I can keep going, but the point is that the company’s CTO “fucked up” - not just because He failed technically, but also because He created an environment that kills innovation.
What the CTO should’ve done
He should have rolled back the database, then assemble key personnel that would investigate the issue and figure out why it happened.
Then, He should have told the guy that “shit happens” and that he expects him to be more careful next time.
Also, I would’ve appreciated a company-wide email or a public blog post that details what exactly happened, joke about the mistake the new guy did and clarify that they’re job is to make sure such incidents don’t happen again.
Here’s a few examples of companies that “fucked up” miserably, and handled them gracefully:
A few months ago someone at GitLab completely fucked up and made them lose six hours of database data (GitLab.com Database Incident). You know what they did to him? NOTHING.
Instead, they were completely transparent about the incident, and even wrote a blog post, Postmortem of database outage of January 31, detailing how they’ll make sure such thing won’t happen again.
Remember Azure’s Service Disruption 5 years ago? They had a leap year bug that caused their whole infrastructure to crash. You know what they did? fixed their tooling, and helped others learn from their mistakes: Is your code ready for the leap year?

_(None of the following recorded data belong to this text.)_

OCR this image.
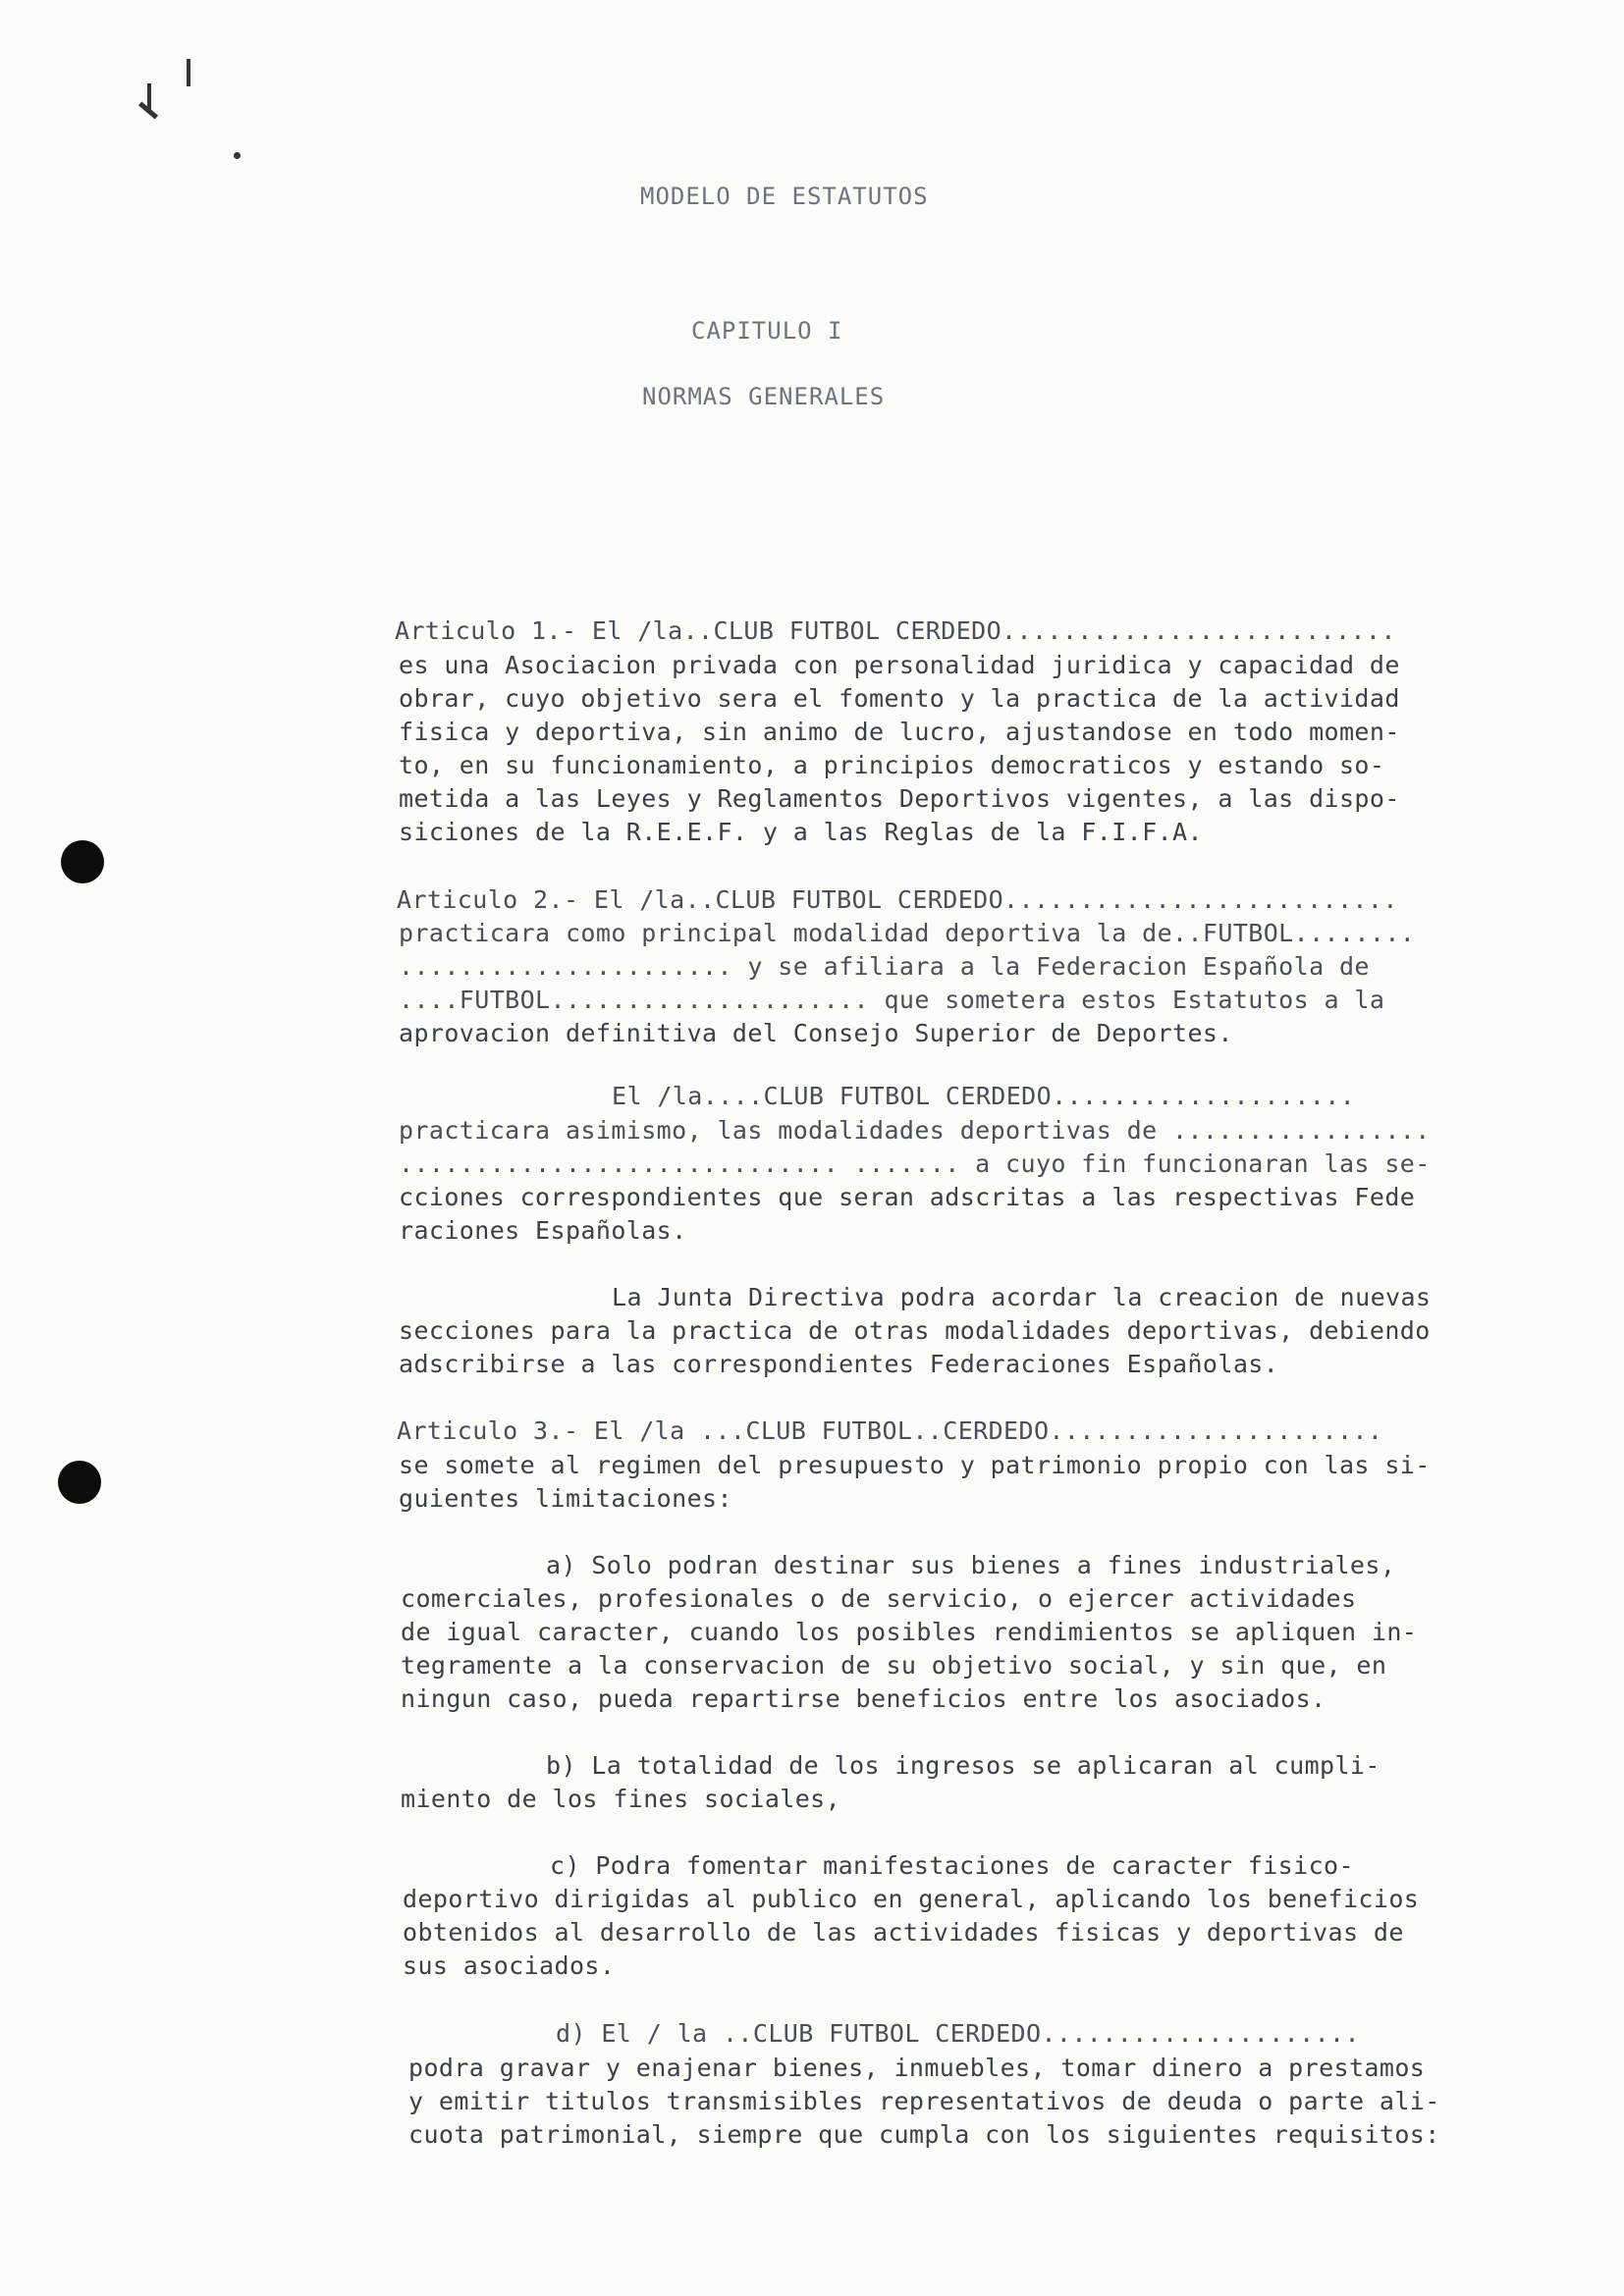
MODELO DE ESTATUTOS
CAPITULO I
NORMAS GENERALES
Articulo 1.- El /la..CLUB FUTBOL CERDEDO..........................
es una Asociacion privada con personalidad juridica y capacidad de
obrar, cuyo objetivo sera el fomento y la practica de la actividad
fisica y deportiva, sin animo de lucro, ajustandose en todo momen-
to, en su funcionamiento, a principios democraticos y estando so-
metida a las Leyes y Reglamentos Deportivos vigentes, a las dispo-
siciones de la R.E.E.F. y a las Reglas de la F.I.F.A.
Articulo 2.- El /la..CLUB FUTBOL CERDEDO..........................
practicara como principal modalidad deportiva la de..FUTBOL........
...................... y se afiliara a la Federacion Española de
....FUTBOL..................... que sometera estos Estatutos a la
aprovacion definitiva del Consejo Superior de Deportes.
El /la....CLUB FUTBOL CERDEDO....................
practicara asimismo, las modalidades deportivas de .................
............................. ....... a cuyo fin funcionaran las se-
cciones correspondientes que seran adscritas a las respectivas Fede
raciones Españolas.
La Junta Directiva podra acordar la creacion de nuevas
secciones para la practica de otras modalidades deportivas, debiendo
adscribirse a las correspondientes Federaciones Españolas.
Articulo 3.- El /la ...CLUB FUTBOL..CERDEDO......................
se somete al regimen del presupuesto y patrimonio propio con las si-
guientes limitaciones:
a) Solo podran destinar sus bienes a fines industriales,
comerciales, profesionales o de servicio, o ejercer actividades
de igual caracter, cuando los posibles rendimientos se apliquen in-
tegramente a la conservacion de su objetivo social, y sin que, en
ningun caso, pueda repartirse beneficios entre los asociados.
b) La totalidad de los ingresos se aplicaran al cumpli-
miento de los fines sociales,
c) Podra fomentar manifestaciones de caracter fisico-
deportivo dirigidas al publico en general, aplicando los beneficios
obtenidos al desarrollo de las actividades fisicas y deportivas de
sus asociados.
d) El / la ..CLUB FUTBOL CERDEDO.....................
podra gravar y enajenar bienes, inmuebles, tomar dinero a prestamos
y emitir titulos transmisibles representativos de deuda o parte ali-
cuota patrimonial, siempre que cumpla con los siguientes requisitos:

- Remember AWS’s 4 hour outage a few months ago? It caused a loss of a few hundred million dollars of revenue for S&P 500 companies alone. Why? An engineer debugged an issue with S3’s billing system and accidentally mistyped a command. Was the guy fired? NO.
Non of these companies should get a medal for dealing with incidents like they did. That’s the way our industry is supposed to handle things. Making mistakes is human, our job is to learn from them and make our processes better.